Michelle Morgan's short film K.I.T. showed at Sundance

Michelle Morgan’s short film K.I.T. showed at Sundance

MINTZ: What was it like making K.I.T.?

MORGAN: Making K.I.T was a really strange and fun experience. I’d never directed anything on film before. I also hadn’t really acted in more than a scene or two in 7 years. So to decide to act in it, and to direct it, in addition to having written it was, it was kind of crazy. I didn’t know how it would turn out. It was like an experiment. In some ways directing yourself can be incredibly easy, because you know exactly what you want and it kills too birds with one stone. But it’s hard to be in front of the camera and behind the camera simultaneously.

MINTZ: What’s your thoughts on using Kickstarter? Was that a good way to raise funds for K.I.T.?

MORGAN: Kickstarter can be an incredibly useful tool for anybody who wants to make something. I personally feel incredibly disgusting and tacky asking people for money. We raised 75% of our budget on our own. Then we did a Kickstarter for the last portion. I just wanted to get in and get out. I knew people who would try to extend their Kickstarters and raise more money. I was so happy for it to be over. I really do not feel comfortable asking people for money. There are so many more important things in the world than me making a short film. In that way of thinking, it was ridiculous, I’m really grateful to everybody who donated. I donate to all of my friends’ Kickstarters—I scratch their back, they scratch my back. I do think Kickstarter is helpful, especially for people who are just starting out. If it’s not a huge amount of money, I think it’s a great way to do it. But you do feel kind of dirty and disgusting.

K.I.T. on Kickstarter

K.I.T. on Kickstarter

MINTZ: Your incentives were kind of interesting. Were those real, or were they more of a joke?

MORGAN: Do I have to answer that? If anybody wants to claim their hand puppet or diorama, they know where to go….

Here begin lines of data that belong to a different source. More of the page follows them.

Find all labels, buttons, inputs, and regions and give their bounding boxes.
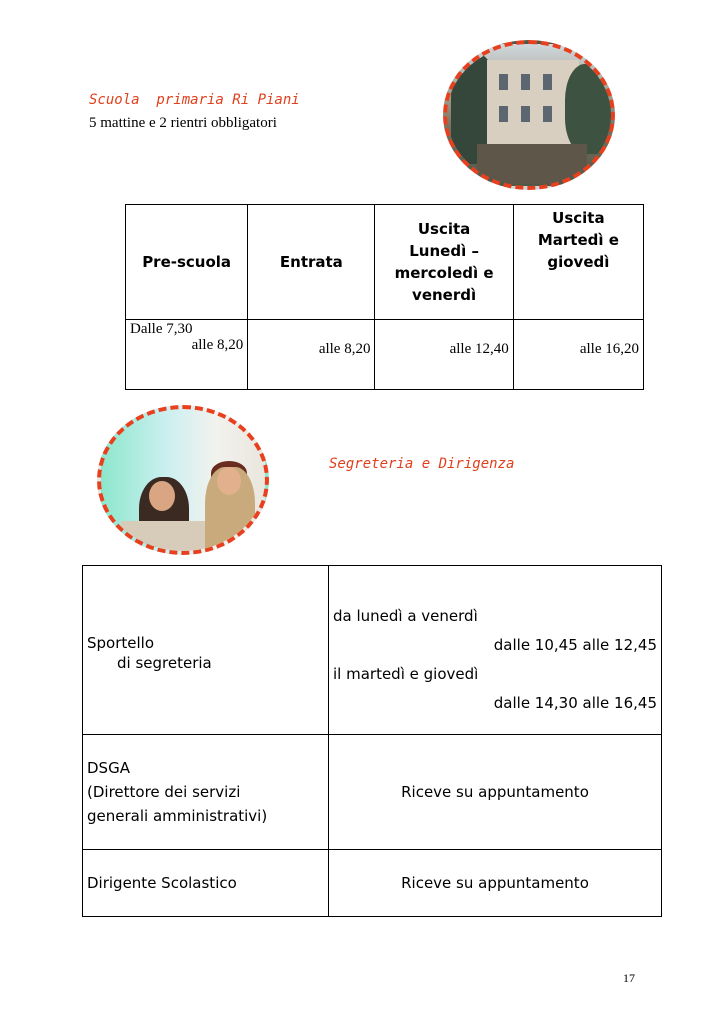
cell-pre-scuola: Dalle 7,30 alle 8,20 (126, 320, 248, 390)
office-staff-photo (97, 405, 269, 555)
table-row (126, 320, 644, 390)
sportello-label: Sportello di segreteria (83, 566, 329, 735)
header-entrata: Entrata (248, 205, 375, 320)
segreteria-title: Segreteria e Dirigenza (329, 456, 515, 472)
school-subtitle: 5 mattine e 2 rientri obbligatori (89, 115, 277, 131)
school-schedule-table (125, 204, 644, 390)
cell-uscita-2: alle 16,20 (513, 320, 643, 390)
table-row (83, 735, 662, 850)
header-uscita-lun-mer-ven: Uscita Lunedì – mercoledì e venerdì (375, 205, 513, 320)
table-row (83, 850, 662, 917)
school-building-photo (443, 40, 615, 190)
header-uscita-mar-gio: Uscita Martedì e giovedì (513, 205, 643, 320)
page-number: 17 (623, 971, 635, 985)
dsga-label: DSGA (Direttore dei servizi generali amministrativi) (83, 735, 329, 850)
dirigente-value: Riceve su appuntamento (329, 850, 662, 917)
cell-entrata: alle 8,20 (248, 320, 375, 390)
school-title: Scuola primaria Ri Piani (89, 92, 300, 108)
sportello-hours: da lunedì a venerdì dalle 10,45 alle 12,45 il martedì e giovedì dalle 14,30 alle 16,45 (329, 566, 662, 735)
header-pre-scuola: Pre-scuola (126, 205, 248, 320)
dsga-value: Riceve su appuntamento (329, 735, 662, 850)
office-hours-table (82, 565, 662, 917)
cell-uscita-1: alle 12,40 (375, 320, 513, 390)
dirigente-label: Dirigente Scolastico (83, 850, 329, 917)
table-row (83, 566, 662, 735)
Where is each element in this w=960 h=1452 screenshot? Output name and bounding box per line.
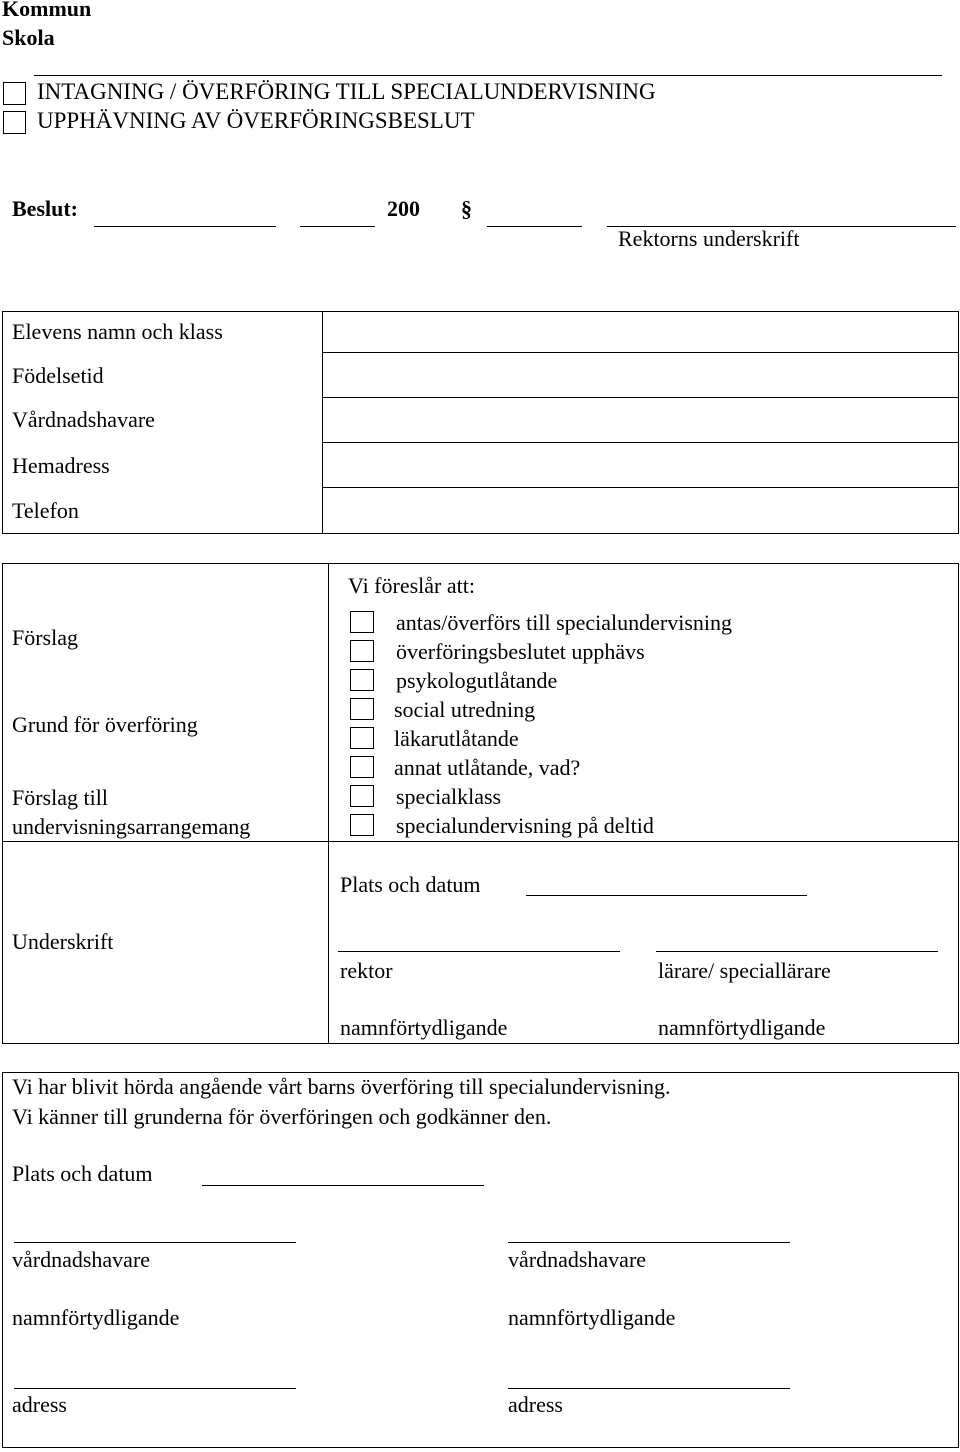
proposal-option-checkbox[interactable] bbox=[350, 611, 374, 633]
proposal-option-label: social utredning bbox=[394, 697, 536, 722]
guardian2-name-clarification: namnförtydligande bbox=[508, 1305, 676, 1330]
intake-transfer-label: INTAGNING / ÖVERFÖRING TILL SPECIALUNDERVISNING bbox=[37, 79, 656, 104]
proposal-option-label: annat utlåtande, vad? bbox=[394, 755, 581, 780]
proposal-option-label: läkarutlåtande bbox=[394, 726, 519, 751]
proposal-option-checkbox[interactable] bbox=[350, 814, 374, 836]
kommun-label: Kommun bbox=[2, 0, 92, 21]
guardian2-address-line[interactable] bbox=[508, 1388, 790, 1389]
proposal-option-checkbox[interactable] bbox=[350, 756, 374, 778]
guardian1-name-clarification: namnförtydligande bbox=[12, 1305, 180, 1330]
revoke-decision-label: UPPHÄVNING AV ÖVERFÖRINGSBESLUT bbox=[37, 108, 475, 133]
guardian1-address-line[interactable] bbox=[14, 1388, 296, 1389]
guardian1-label: vårdnadshavare bbox=[12, 1247, 151, 1272]
beslut-year: 200 bbox=[387, 196, 420, 221]
paragraph-sign: § bbox=[461, 196, 472, 221]
revoke-decision-checkbox[interactable] bbox=[3, 111, 26, 134]
student-info-row-rule bbox=[322, 352, 959, 353]
proposal-option-checkbox[interactable] bbox=[350, 669, 374, 691]
proposal-intro: Vi föreslår att: bbox=[348, 573, 475, 598]
guardian-statement-line1: Vi har blivit hörda angående vårt barns överföring till specialundervisning. bbox=[12, 1074, 671, 1099]
proposal-option-label: specialundervisning på deltid bbox=[396, 813, 654, 838]
student-info-divider bbox=[322, 311, 323, 534]
student-name-class-label: Elevens namn och klass bbox=[12, 319, 223, 344]
skola-label: Skola bbox=[2, 25, 55, 50]
home-address-label: Hemadress bbox=[12, 453, 110, 478]
teacher-name-clarification: namnförtydligande bbox=[658, 1015, 826, 1040]
guardian2-signature-line[interactable] bbox=[508, 1242, 790, 1243]
principal-signature-caption: Rektorns underskrift bbox=[618, 226, 800, 251]
telephone-label: Telefon bbox=[12, 498, 79, 523]
proposal-divider bbox=[328, 563, 329, 1044]
arrangement-label-line2: undervisningsarrangemang bbox=[12, 814, 251, 839]
student-info-row-rule bbox=[322, 442, 959, 443]
guardian-statement-line2: Vi känner till grunderna för överföringen och godkänner den. bbox=[12, 1104, 552, 1129]
intake-transfer-checkbox[interactable] bbox=[3, 82, 26, 105]
student-info-row-rule bbox=[322, 487, 959, 488]
proposal-option-label: antas/överförs till specialundervisning bbox=[396, 610, 733, 635]
guardian2-label: vårdnadshavare bbox=[508, 1247, 647, 1272]
proposal-option-checkbox[interactable] bbox=[350, 640, 374, 662]
arrangement-label-line1: Förslag till bbox=[12, 785, 108, 810]
proposal-option-label: psykologutlåtande bbox=[396, 668, 558, 693]
beslut-label: Beslut: bbox=[12, 196, 78, 221]
guardian1-address-label: adress bbox=[12, 1392, 67, 1417]
proposal-option-checkbox[interactable] bbox=[350, 698, 374, 720]
rektor-label: rektor bbox=[340, 958, 393, 983]
teacher-signature-line[interactable] bbox=[656, 951, 938, 952]
proposal-signature-rule bbox=[2, 841, 959, 842]
proposal-option-label: överföringsbeslutet upphävs bbox=[396, 639, 645, 664]
guardian1-signature-line[interactable] bbox=[14, 1242, 296, 1243]
guardian-place-date-label: Plats och datum bbox=[12, 1161, 153, 1186]
proposal-option-checkbox[interactable] bbox=[350, 785, 374, 807]
signature-label: Underskrift bbox=[12, 929, 114, 954]
student-info-row-rule bbox=[322, 397, 959, 398]
rektor-signature-line[interactable] bbox=[338, 951, 620, 952]
proposal-label: Förslag bbox=[12, 625, 78, 650]
proposal-option-checkbox[interactable] bbox=[350, 727, 374, 749]
signature-place-date-label: Plats och datum bbox=[340, 872, 481, 897]
birth-date-label: Födelsetid bbox=[12, 363, 104, 388]
transfer-reason-label: Grund för överföring bbox=[12, 712, 198, 737]
paragraph-line[interactable] bbox=[487, 226, 582, 227]
header-rule bbox=[34, 75, 942, 76]
proposal-option-label: specialklass bbox=[396, 784, 502, 809]
teacher-label: lärare/ speciallärare bbox=[658, 958, 831, 983]
guardian-label: Vårdnadshavare bbox=[12, 407, 155, 432]
guardian-place-date-line[interactable] bbox=[202, 1185, 484, 1186]
beslut-date-line[interactable] bbox=[94, 226, 276, 227]
signature-place-date-line[interactable] bbox=[526, 895, 807, 896]
guardian2-address-label: adress bbox=[508, 1392, 563, 1417]
rektor-name-clarification: namnförtydligande bbox=[340, 1015, 508, 1040]
beslut-number-line[interactable] bbox=[300, 226, 375, 227]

MINTZ: What are you working on now?

MORGAN: I am currently doing a polish for a studio movie. And I’m just about finished with my first feature spec since Girl Most Likely, which I plan to direct. It’s been something that I’ve been itching to do for a long time. Even prior to Girl Most Likely getting made. But I really felt I wanted to do it the right way and not just jump into it. Part of that for me was being on set with Girl Most Likely. I learned a lot from Shari and Bob. They’re terrific mentors. Terrific friends.